Hi there

I'm glad you found a new light at the end of the tunnel. I certainly know the mixture of feelings hope and knowing it would be a long road. 32 years without making sense of the person you love is a long time, no wonder you cried when some things started to make sense, and when you discovered you are not alone in this. About 100 million people have BPD worldwide, imagine how many family members, friends, spouses... .are afected by this, and we have lived as if no one could understand what we go through.
When you think about those numbers, you get mad about the health system not meking a bigger effort to take it seriously, but that's another story.
I hope you can take some relief by writing your experiences. I'm glad you have a daugter that could shed some wisdom in the matter. She must be a great support to you, you can team up on this.
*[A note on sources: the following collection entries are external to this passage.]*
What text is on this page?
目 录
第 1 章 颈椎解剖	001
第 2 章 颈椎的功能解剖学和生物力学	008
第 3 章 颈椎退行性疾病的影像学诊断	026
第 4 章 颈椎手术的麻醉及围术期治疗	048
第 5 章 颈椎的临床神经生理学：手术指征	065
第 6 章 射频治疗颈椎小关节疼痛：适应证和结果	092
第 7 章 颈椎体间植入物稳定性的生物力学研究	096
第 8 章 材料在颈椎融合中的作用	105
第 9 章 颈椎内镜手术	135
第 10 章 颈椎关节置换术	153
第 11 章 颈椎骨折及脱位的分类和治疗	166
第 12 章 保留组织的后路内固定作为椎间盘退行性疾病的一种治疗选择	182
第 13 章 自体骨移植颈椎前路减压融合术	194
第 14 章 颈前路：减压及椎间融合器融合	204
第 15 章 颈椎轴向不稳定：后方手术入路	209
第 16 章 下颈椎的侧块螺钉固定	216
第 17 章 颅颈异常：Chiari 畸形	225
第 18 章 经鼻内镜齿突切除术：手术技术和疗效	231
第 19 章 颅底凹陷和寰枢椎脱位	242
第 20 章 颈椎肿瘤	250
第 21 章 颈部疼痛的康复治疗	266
We "nons" often also think in terms: "we do harm... .Well, they deserve it, because they did us harm". The thing is, in the long run, not long after, that harm hurts us back, and it makes our life and our relationships worse and more painful for everybody. So, the question to your husband is, "yeah, they migh deserve it, and it sure feels good in the moment to vent, but, is it making your life better in any way?" The think is, it takes a long way to realize that just stopping some behaviors that feel logic and justified in the moment, we can make things a lot better for ourselves. It works for us as partners, and it works for them also, but they are holding very hard to the thought that they need immediate relief for the rage/pain/frustration they are feeling, and if they do something differently they are failing themselves, or being "fake". I don't know if I'm making a lot of sense.
Wish you the best, and I hope we see you sharing good news, and anything you need to share.